The days of gathering around the living room TV with the family and watching something together are numbered. What kid wants to watch a movie with the ‘rents when Xbox awaits? How can I expect my wife to watch the Portland Trailblazers with me on NBA TV when she just discovered AMC’s Small Town Security on Netflix?

It’s a sad state of affairs all right, but a startup called Skreens Entertainment Technologies is fixing to do something about it. The company is currently crowdfunding its debut product, SkreensTV, a set-top-box-sized piece of hardware that pairs with a mobile app to help bring everyone back together again – by putting each person’s own personal content choice on the same screen… simultaneously.

With five HDMI inputs, content streaming over a gigabit Ethernet port, and its own onboard storage capabilities, SkreensTV is a hub capable of pulling together as many as six feeds at once, including videogame systems, cable, set-top boxes, Netflix, your own personal photos and videos, and more. But that’s only the beginning – the product can then project any or all of those six feeds onto your TV, dividing the screen into sections so that each one is represented. After uploading the SkreensTV app onto your tablet, smartphone or computer, you can customize viewing experience by selecting your preferred layout, window size, audio output, favorite web pages and much more. The app also turns your device into a universal remote.

The result, said SkreensTV founder Marc Todd, is that “it’s easier for people to sit in the same room and if you’re the same room… you can hear them, you can talk to them. You have the natural effect of bringing people together in that family room.”

An electrical engineer and “serial entrepreneur,” Todd founded SkreensTV in 2012 because he was tired of “flipping between channels during March Madness.” His and his family’s content needs were becoming increasingly fractured.

“I get a little bit from Netflix, from Hulu, I have cable, Xbox…it keeps going on and on,” he said. I thought, ‘how do I bring all these vertical applications into my horizontal life? I need the ability to put those things together.”

Once his new company was formed, Todd and a team of around 20 experts spent two years designing a “custom piece of silicon” for SkreensTV because available processors were not powerful enough to handle up to five different video/audio inputs plus Internet streaming, without experiencing lag.

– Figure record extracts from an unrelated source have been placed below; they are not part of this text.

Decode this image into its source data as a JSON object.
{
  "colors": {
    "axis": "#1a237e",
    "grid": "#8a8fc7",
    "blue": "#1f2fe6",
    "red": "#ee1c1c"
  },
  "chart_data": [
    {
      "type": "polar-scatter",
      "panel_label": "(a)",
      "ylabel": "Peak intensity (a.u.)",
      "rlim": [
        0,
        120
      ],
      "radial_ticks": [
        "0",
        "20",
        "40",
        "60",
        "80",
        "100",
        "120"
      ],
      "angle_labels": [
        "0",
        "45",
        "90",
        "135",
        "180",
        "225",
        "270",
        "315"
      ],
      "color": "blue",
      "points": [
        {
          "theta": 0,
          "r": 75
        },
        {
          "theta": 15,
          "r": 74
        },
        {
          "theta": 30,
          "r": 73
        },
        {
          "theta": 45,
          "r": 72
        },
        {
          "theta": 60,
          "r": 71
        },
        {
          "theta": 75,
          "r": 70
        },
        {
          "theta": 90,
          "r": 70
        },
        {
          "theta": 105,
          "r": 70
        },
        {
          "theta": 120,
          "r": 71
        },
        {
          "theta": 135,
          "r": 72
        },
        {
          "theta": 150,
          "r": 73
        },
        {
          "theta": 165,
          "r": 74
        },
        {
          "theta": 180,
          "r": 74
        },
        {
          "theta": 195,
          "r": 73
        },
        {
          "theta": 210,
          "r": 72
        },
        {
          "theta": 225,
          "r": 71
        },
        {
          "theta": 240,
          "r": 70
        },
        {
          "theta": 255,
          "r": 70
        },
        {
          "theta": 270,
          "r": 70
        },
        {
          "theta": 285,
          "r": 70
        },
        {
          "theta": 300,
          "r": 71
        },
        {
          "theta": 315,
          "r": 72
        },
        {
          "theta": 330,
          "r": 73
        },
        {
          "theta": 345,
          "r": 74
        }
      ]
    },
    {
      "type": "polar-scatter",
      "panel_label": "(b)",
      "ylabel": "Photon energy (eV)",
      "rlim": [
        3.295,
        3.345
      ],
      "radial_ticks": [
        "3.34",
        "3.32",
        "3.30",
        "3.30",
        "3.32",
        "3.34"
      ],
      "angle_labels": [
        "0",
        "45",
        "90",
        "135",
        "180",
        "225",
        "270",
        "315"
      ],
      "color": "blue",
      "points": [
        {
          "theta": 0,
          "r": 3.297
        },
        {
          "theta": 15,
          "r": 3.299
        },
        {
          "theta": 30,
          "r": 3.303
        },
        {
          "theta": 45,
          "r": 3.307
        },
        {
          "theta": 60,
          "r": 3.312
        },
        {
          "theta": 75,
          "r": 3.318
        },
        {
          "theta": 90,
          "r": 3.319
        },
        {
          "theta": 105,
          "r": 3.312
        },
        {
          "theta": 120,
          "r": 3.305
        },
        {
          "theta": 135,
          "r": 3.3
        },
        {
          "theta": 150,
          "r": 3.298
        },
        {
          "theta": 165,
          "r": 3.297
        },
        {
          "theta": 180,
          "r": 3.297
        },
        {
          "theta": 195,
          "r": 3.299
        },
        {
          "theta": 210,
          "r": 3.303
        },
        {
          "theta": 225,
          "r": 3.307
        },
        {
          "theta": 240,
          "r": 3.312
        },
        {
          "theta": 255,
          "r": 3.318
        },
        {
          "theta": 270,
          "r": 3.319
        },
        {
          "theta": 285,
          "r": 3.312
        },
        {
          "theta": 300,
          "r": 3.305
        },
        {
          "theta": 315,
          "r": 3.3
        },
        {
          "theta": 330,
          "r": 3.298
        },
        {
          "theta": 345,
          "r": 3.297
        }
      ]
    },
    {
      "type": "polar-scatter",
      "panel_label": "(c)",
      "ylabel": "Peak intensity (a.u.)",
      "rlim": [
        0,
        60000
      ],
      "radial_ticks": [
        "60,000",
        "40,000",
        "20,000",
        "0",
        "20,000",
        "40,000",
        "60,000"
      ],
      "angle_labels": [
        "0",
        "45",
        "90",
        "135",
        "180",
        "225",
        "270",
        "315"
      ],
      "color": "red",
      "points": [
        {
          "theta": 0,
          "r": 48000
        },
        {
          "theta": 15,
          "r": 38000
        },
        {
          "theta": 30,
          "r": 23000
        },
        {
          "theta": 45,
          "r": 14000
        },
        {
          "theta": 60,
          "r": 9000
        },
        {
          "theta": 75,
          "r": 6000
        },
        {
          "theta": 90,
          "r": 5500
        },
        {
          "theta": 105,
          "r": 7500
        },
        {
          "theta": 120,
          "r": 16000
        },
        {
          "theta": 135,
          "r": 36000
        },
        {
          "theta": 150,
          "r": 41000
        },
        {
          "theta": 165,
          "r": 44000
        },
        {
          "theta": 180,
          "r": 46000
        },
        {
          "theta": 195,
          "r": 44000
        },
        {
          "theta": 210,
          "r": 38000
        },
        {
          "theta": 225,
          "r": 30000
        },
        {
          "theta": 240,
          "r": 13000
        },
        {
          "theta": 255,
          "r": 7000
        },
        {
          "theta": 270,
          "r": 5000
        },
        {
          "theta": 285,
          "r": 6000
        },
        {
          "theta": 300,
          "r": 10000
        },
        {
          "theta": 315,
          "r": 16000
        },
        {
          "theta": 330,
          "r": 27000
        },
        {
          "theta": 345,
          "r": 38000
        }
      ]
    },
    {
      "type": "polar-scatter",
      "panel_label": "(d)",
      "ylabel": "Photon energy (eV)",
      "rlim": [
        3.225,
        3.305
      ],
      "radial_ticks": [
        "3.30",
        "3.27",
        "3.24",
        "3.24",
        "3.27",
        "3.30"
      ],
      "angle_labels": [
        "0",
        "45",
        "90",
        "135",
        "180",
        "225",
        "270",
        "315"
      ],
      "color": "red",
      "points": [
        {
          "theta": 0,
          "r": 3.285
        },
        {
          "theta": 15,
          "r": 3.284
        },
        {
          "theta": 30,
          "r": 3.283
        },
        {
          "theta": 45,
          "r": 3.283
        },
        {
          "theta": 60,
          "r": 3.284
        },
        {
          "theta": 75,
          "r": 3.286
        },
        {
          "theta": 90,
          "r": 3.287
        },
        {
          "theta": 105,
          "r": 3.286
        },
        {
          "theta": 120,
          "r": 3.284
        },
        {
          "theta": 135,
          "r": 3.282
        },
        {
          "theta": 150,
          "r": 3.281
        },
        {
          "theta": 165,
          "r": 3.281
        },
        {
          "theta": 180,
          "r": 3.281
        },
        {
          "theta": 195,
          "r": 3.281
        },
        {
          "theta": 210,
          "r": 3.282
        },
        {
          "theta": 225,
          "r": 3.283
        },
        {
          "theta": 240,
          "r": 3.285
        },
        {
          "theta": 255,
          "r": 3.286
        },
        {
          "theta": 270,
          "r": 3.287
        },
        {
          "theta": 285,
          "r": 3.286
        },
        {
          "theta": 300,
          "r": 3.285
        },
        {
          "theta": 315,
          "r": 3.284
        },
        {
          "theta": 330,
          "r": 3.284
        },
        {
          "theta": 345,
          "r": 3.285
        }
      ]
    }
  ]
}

Combining the Internet and linear broadcast on one TV screen “is huge in and of itself,” said Todd, which is an excellent point. In fact, this aspect of Skreens seems like it might be the device’s most useful aspect. Though it’s advertised ability to bring multiple people around one segmented screen sounds great in theory, it’s also easy to envision a scenario in which it’s not exactly desirable to watch a movie in one corner of the screen while your kid blasts away at the latest Halo manifestation in another corner.

In terms of connectivity and interactivity around television, however, and for following the social conversation, Skreens feels like a potential godsend. It essentially removes the idea of the “second screen,” which theoretically can connect a viewer more closely with a program, but which also all-too-often fractures engagement. Skreens not only pairs the on-screen action with what would otherwise be on the second screen, it also has its own app ecosystem in which content providers may develop ever-more sophisticated ways of enabling and encouraging viewers to set aside their mobile devices and engage directly with what’s on TV.

As an example, Todd cited a sports-related scenario in which an East Coaster like himself might be watching Celtics on cable and watching a Penn State basketball game on ESPN 3 via a PC. On top of those two feeds, one could then “run a HTML app that brought in a Twitter feed of the Penn State game,” he said. “Maybe I bring up some stats from the game being posted on an app Penn State made… now they’re making a nice connection with me.” Fantasy sports players, too, of whom there are millions more with each passing year, could find SkreensTV a boon to their need to correlate every play in a given game with the statistics they desperately need for victory.

Todd sees a more harmonious world with SkreensTV, one in which “everyone in the industry [gets] more air time on the TV,” with cable and satellite companies, set-top boxes, OTT providers and good old-fashioned linear broadcast all harmoniously sharing the same pane of real estate.

“If your TV can only access a couple pieces of content,” he said, “that’s not good for anyone. [SkreensTV] is designed to help everyone in our industry.”